Today’s smart new television sets are trying to win your business with amazingly brilliant colors and superfine resolutions that increasingly go beyond the ability of the human eye to detect. Yes, they are that good and only getting better all the time.
So What Is Resolution?
Resolution is the amount of detail you can see on the screen. Each individual spot on a TV screen has a set of coordinates attached to it. Each spot needs both a horizontal address and a vertical one in order to put the requisite burst of light onto the screen in that exact spot.
TV sets today are classified by the number of pixels in each individual line of horizontal resolution moving from side to side across the screen. A screen that is rated at, for example, 4000 pixels has 4000 individual points on each horizontal line.
In turn, each of those 4000 horizontal coordinates has a vertical axis crossing them at that point. This consists of the vertical line of the resolution, also calculated in the number of pixels on the line, typically about 9/16ths of the number of horizontal ones. This disparity is because modern TV sets are wide aspect units providing a 16:9 differential between horizontal width and vertical height.
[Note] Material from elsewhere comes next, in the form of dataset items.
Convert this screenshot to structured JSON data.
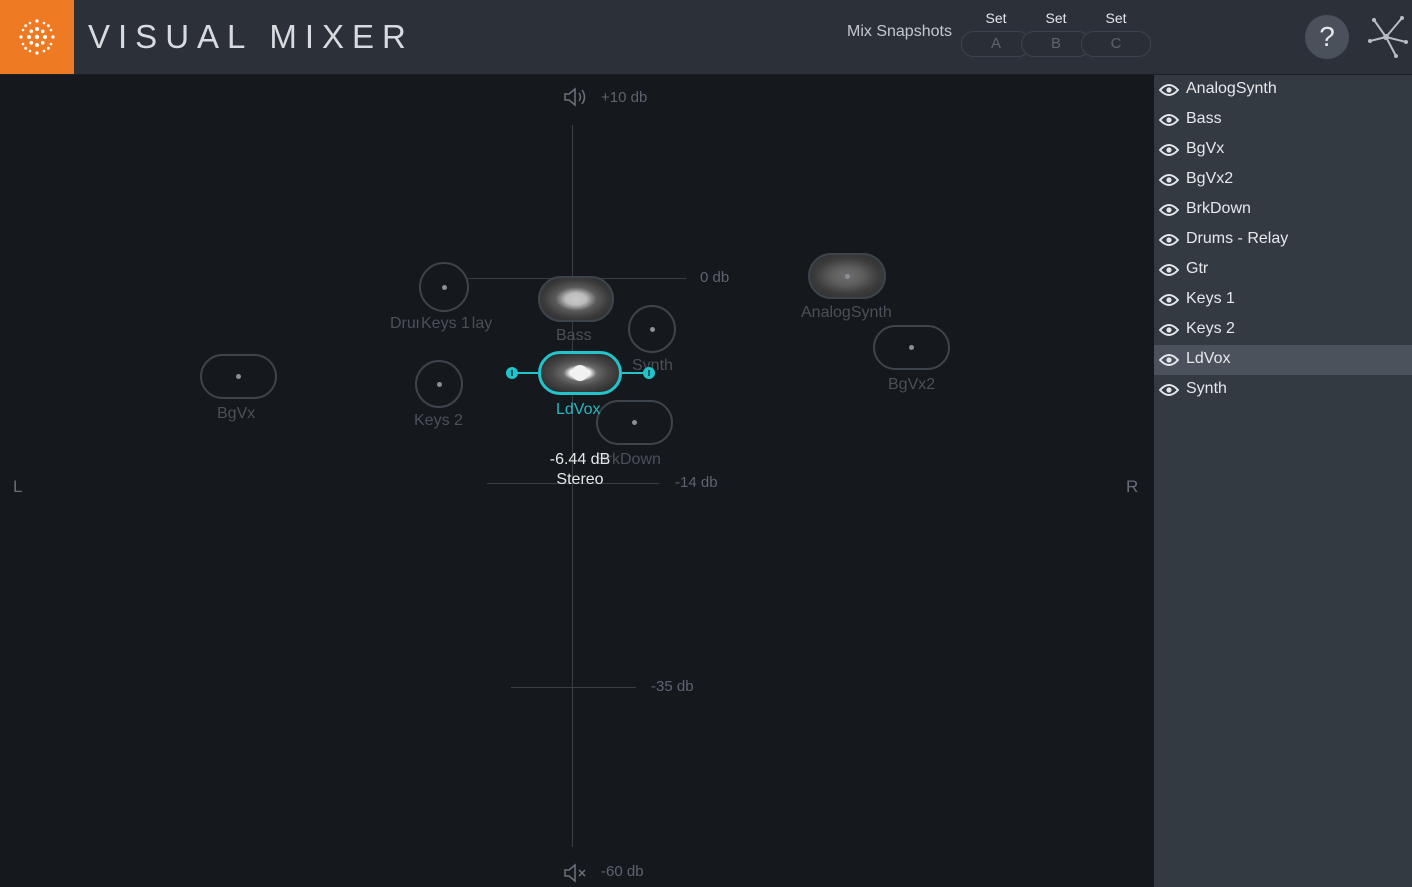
{
  "header": {
    "title": "VISUAL MIXER",
    "snapshots_label": "Mix Snapshots",
    "snapshots": [
      {
        "set_label": "Set",
        "slot": "A"
      },
      {
        "set_label": "Set",
        "slot": "B"
      },
      {
        "set_label": "Set",
        "slot": "C"
      }
    ],
    "help_label": "?",
    "accent_color": "#ee7a24"
  },
  "stage": {
    "db_labels": {
      "top": "+10 db",
      "zero": "0 db",
      "mid": "-14 db",
      "low": "-35 db",
      "bottom": "-60 db"
    },
    "left_label": "L",
    "right_label": "R",
    "tracks": {
      "drums": "Drums - Relay",
      "keys1": "Keys 1",
      "bass": "Bass",
      "synth": "Synth",
      "analogsynth": "AnalogSynth",
      "bgvx": "BgVx",
      "keys2": "Keys 2",
      "ldvox": "LdVox",
      "brkdown": "BrkDown",
      "bgvx2": "BgVx2"
    },
    "selected": {
      "name": "LdVox",
      "gain": "-6.44 dB",
      "mode": "Stereo",
      "accent_color": "#22c3ca"
    }
  },
  "sidebar": {
    "items": [
      {
        "label": "AnalogSynth",
        "icon": "eye-icon"
      },
      {
        "label": "Bass",
        "icon": "eye-icon"
      },
      {
        "label": "BgVx",
        "icon": "eye-icon"
      },
      {
        "label": "BgVx2",
        "icon": "eye-icon"
      },
      {
        "label": "BrkDown",
        "icon": "eye-icon"
      },
      {
        "label": "Drums - Relay",
        "icon": "eye-icon"
      },
      {
        "label": "Gtr",
        "icon": "eye-icon"
      },
      {
        "label": "Keys 1",
        "icon": "eye-icon"
      },
      {
        "label": "Keys 2",
        "icon": "eye-icon"
      },
      {
        "label": "LdVox",
        "icon": "eye-icon",
        "selected": true
      },
      {
        "label": "Synth",
        "icon": "eye-icon"
      }
    ]
  }
}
Adding up all of the pixels in a horizontal line of resolution and multiplying it by the number of pixels in a vertical line of resolution provides the total number of pixels contained on the screen of any particular television.
HD or not HD? That Is The Resolution
Since High Definition televisions came onto the market, the number of pixels has been multiplying with every new generation of sets. The original HD standard was 720 pixels per VERTICAL line (aka 720p) and had a horizontal count of 1280 pixels. This 1280 x 720 ratio meant that these sets had a total pixel count of slightly under a million pixels.
The next upgrade was to what become known as Full HD, which bumped the VERTICAL count up to 1080 (1080p) and the horizontal count to 1920. This created an image with just over two million pixels.
As screens continued to get larger, the industry abruptly moved to count pixels on the HORIZONTAL axis rather than the vertical one. This may have been a marketing ploy since the horizontal count is much larger than the vertical one so that the screens might appear larger and more detailed than they truly were.
After Full HD, the next move was up to the so-called Ultra High Definition, also known as UHD or 4K sets. There was also a bit of a speed bump in that both computer monitors and movie projectors moved into several variants of 2K but none of these ever became television standard ratios. UHD, which is the current new TV standard, is 3840 x 2160 or somewhat over 8 million pixels.
At the present time, super pricey 8K UHD sets are being rolled out. These offer a 7680 x 4320 ratio or about 33 million pixels. As can be seen, the move to rating sets as “K” variants is now referring to the approximate number of pixels in the horizontal lines and not in the total pixel count.
More Is Not Necessarily Better
The important thing to recognize about the explosion in pixel counts is that this is not so much a question of more pixels equaling better picture quality but rather that more pixels equal bigger screen size. As each new generation of screens gets larger, that fixed number of pixels gets stretched out a little bit each time the screen size rises.
This is why there is a continuing rise in the total number of pixels. Putting 2 million pixels on a 32-inch screen leaves them densely packed. Put the same 2 million pixels on a 60-inch screen and they are much more loosely arranged. Putting 8 million pixels on a 55-inch screen is also densely packing them in.
Stretch that screen out to 60 or 65 inches and things are already starting to get slightly degraded resolution-wise, albeit not so much that the naked eye can really tell the difference. By the time you get to an 80 or 100 inches screen, a still-higher resolution will be needed just to maintain the same picture quality. The 33 million pixels of an 8K set are thus badly needed for the huge new monster televisions.
Output Equals Input
Another important factor to consider is that many television formats, both broadcast, and cable, are not especially up-to-date. Even with the highest quality set, receiving a lower-resolution image from your provider is not going to allow your set to show its virtues quite as well as might be imagined.
The very best viewing has to start with the best screen, of course. Yet it also depends on the best possible input. Until the US upgrades to the next generation ATSC 3.0 broadcast standard, no matter what your TV is rated at, it is going to see nothing better than a 2K image at best and quite possibly something much less sharp, since different broadcast and cable networks use formats starting at 720p for much of their programming. This is all technically “HD”, but it is a very marginal low-end HD signal that has been largely superseded by higher quality formats outside of broadcast or cable reception.